Coming closer to the Location of Tsuyama castle you see hills filled with cherry blossom trees. Unfortunately this day was still during the end of winter and nothing was in bloom. I cant help but thing the whole area of around Tsuyama and Kamenoko would look absolutely gorgeous in spring and fall. Towards the top of the hill were the castle walls and a turret. You could tell this was a magnificent structure. From my understanding, when it was still fully intact, it used to rival Himeji castle in its own way. I couldn't wait to explore the castle grounds and look out over the city as it was on top of a hill that overlooked everything. More and more anticipation grew as I approached the top and the entrance only to be absolutely crushed when I arrived. The gates were shut and the area closed off to the public because it was now fifteen minutes after five and everything closed at 5 o'clock that day. Ouch.
Still, for a spur of the moment addition to my originally planned Train Stop Roulette trip, I was able to see and experience quite a lot. I was thoroughly satisfied with this trip and I still would like to go back and see more of the area. Now that it was getting a little late into the evening, I decided to walk back to the station. It was a very long train ride home and I did not want to get stuck there or in Okayama because I missed the last train. As I walked back, I began to notice something. The streets were lined with many statues of a strange creature. I was starting to get the same vibes at the turtles of Kamenoko. Weird, but cute....Japan. Turns out there is a strong connection to the mythical creature Kappa in the area.
Maybe you enjoy some kappa sushi (cucumber sushi rolls), and maybe you guess correctly that kappa also means cucumber in Japanese. But it is also the name of a Japanese Yokai, or demon. This is a creature that dwells in the river and its favorite food is, you guessed it, cucumbers. They are supposed to be green with a small plate of water on their head. If the water spills out, then they die. A useful demon in children's stories to teach them the importance of being careful around water.

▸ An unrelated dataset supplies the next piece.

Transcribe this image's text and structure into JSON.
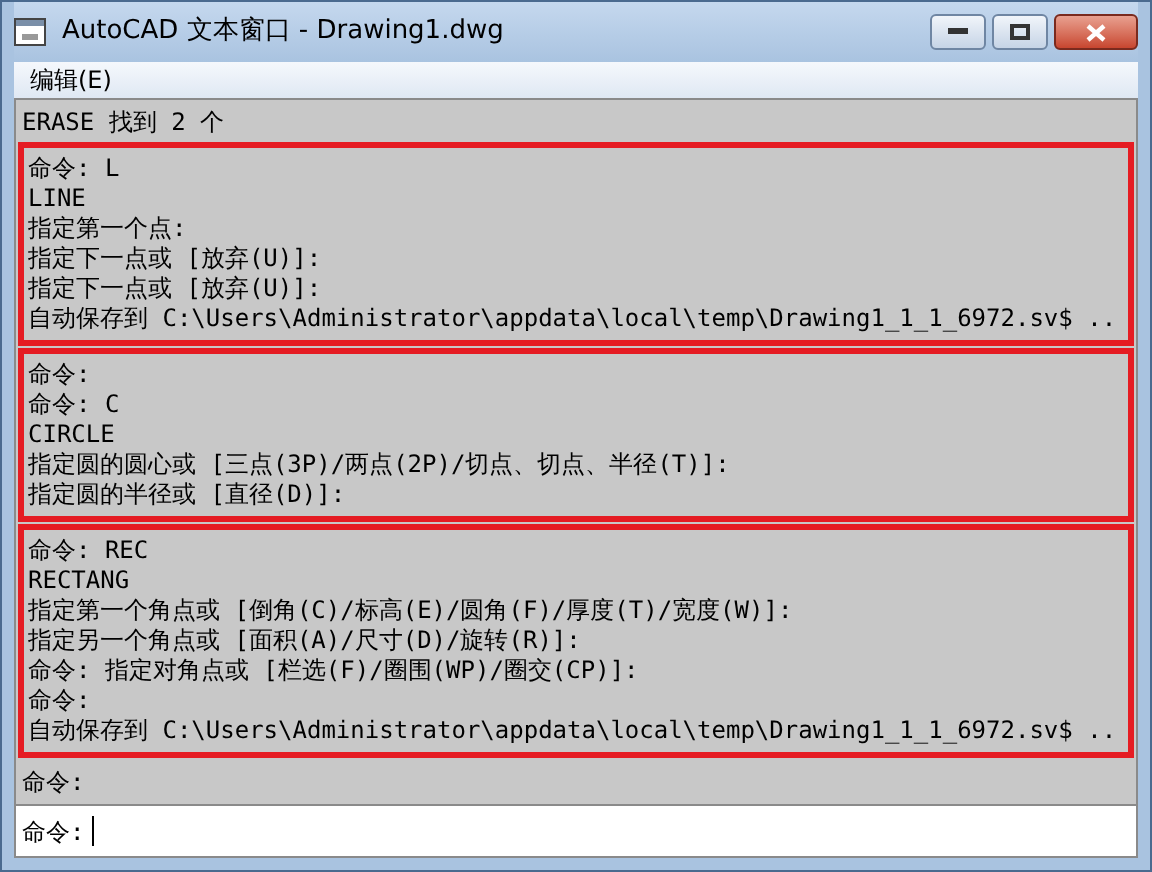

A "don't go to that part of the river to swim or the Kappa will grab you by the ankles and pull you under" type of story. I definitely recommend reading more about Kappa to anyone. Its interesting to compare these cultural phenomenon with your own cultural history and stories. The statues were really interesting and a little funny too. It was like seeing the turtles from Kamenoko mutate into a strange, not quite a ninja turtle, but a hybrid of a turtle, man, maybe a duck, and a fish bowl hat? I'm not too sure, but cool non the less.
Thank you for reading, I hope you enjoyed. It is my hope to document many of the places i go, things I experience, foods I try and more as I continue to lose myself and my way in Japan. I hope these articles will inspire more to take a chance and either visit Japan or come live and work here. I also hope to offer help to those people through my own experiences and trials and errors. At the very least, maybe I can feed your lust for traveling.